Floods, landslides in China kill more than 100
Flooding and landslides in China during one of the country's deadliest rainy seasons in decades killed at least 100 people and forced tens of thousands out of their homes in the east.
The government-run Xinhua news agency said Sunday that the intense flooding in the past week has affected half of China, wreaking havoc on thousands of hectares of farmland and leaving more than 4,000 homes in ruins.
Meanwhile, dikes are in danger of spilling over.
Xinhua said China's third-longest River, the Huai, has swelled and is expected to stay at a dangerously high level for at least another 10 days. In the Henan, Anhui and Jiangsu provinces — regions that are within the path of the Huai's floodwaters — more than one million people were forced to evacuate.

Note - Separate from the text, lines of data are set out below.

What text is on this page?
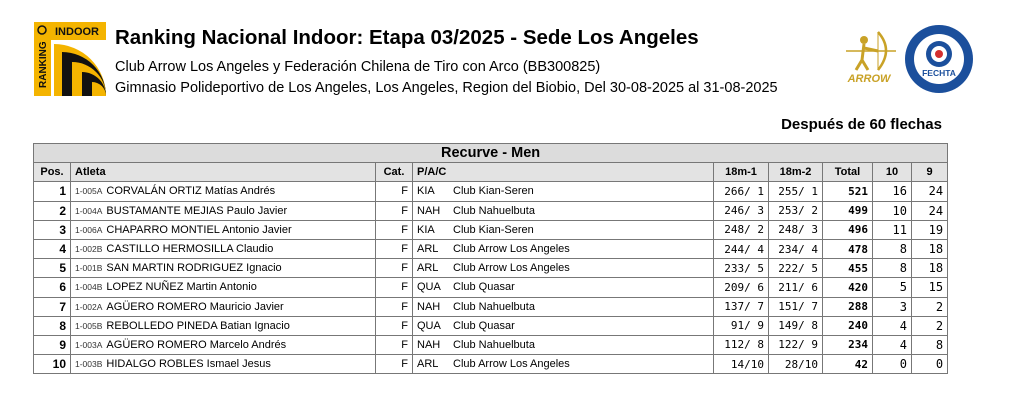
INDOOR
RANKING
Ranking Nacional Indoor: Etapa 03/2025 - Sede Los Angeles
Club Arrow Los Angeles y Federación Chilena de Tiro con Arco (BB300825)
Gimnasio Polideportivo de Los Angeles, Los Angeles, Region del Biobio, Del 30-08-2025 al 31-08-2025
ARROW	FECHTA
Después de 60 flechas
Recurve - Men								
Pos.	Atleta	Cat.	P/A/C	18m-1	18m-2	Total	10	9
1	1-005A CORVALÁN ORTIZ Matías Andrés	F	KIA Club Kian-Seren	266/ 1	255/ 1	521	16	24
2	1-004A BUSTAMANTE MEJIAS Paulo Javier	F	NAH Club Nahuelbuta	246/ 3	253/ 2	499	10	24
3	1-006A CHAPARRO MONTIEL Antonio Javier	F	KIA Club Kian-Seren	248/ 2	248/ 3	496	11	19
4	1-002B CASTILLO HERMOSILLA Claudio	F	ARL Club Arrow Los Angeles	244/ 4	234/ 4	478	8	18
5	1-001B SAN MARTIN RODRIGUEZ Ignacio	F	ARL Club Arrow Los Angeles	233/ 5	222/ 5	455	8	18
6	1-004B LOPEZ NUÑEZ Martin Antonio	F	QUA Club Quasar	209/ 6	211/ 6	420	5	15
7	1-002A AGÜERO ROMERO Mauricio Javier	F	NAH Club Nahuelbuta	137/ 7	151/ 7	288	3	2
8	1-005B REBOLLEDO PINEDA Batian Ignacio	F	QUA Club Quasar	91/ 9	149/ 8	240	4	2
9	1-003A AGÜERO ROMERO Marcelo Andrés	F	NAH Club Nahuelbuta	112/ 8	122/ 9	234	4	8
10	1-003B HIDALGO ROBLES Ismael Jesus	F	ARL Club Arrow Los Angeles	14/10	28/10	42	0	0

China's Ministry of Health ordered local health departments on Monday to intensify disease prevention in the country's flood-stricken areas. Four medical services teams arrived at Jiangsu and Anhui on July 18.
In a report, Xinhua quoted a flood-control official with Anhui province as saying that "the dikes that have soaked in high water for 19 days will be at increased risk of breach in the coming 10 days."
In order to ensure that no fatal epidemic diseases break out, the health ministry has required all provincial health departments to report daily with their disease monitoring results.
The Chinese government has pledged 39.88 million yuan ($5.5 million Cdn) for disease control in the areas hit by the floods.
During last year's rainy season, which typically begins in June, 2,704 people died.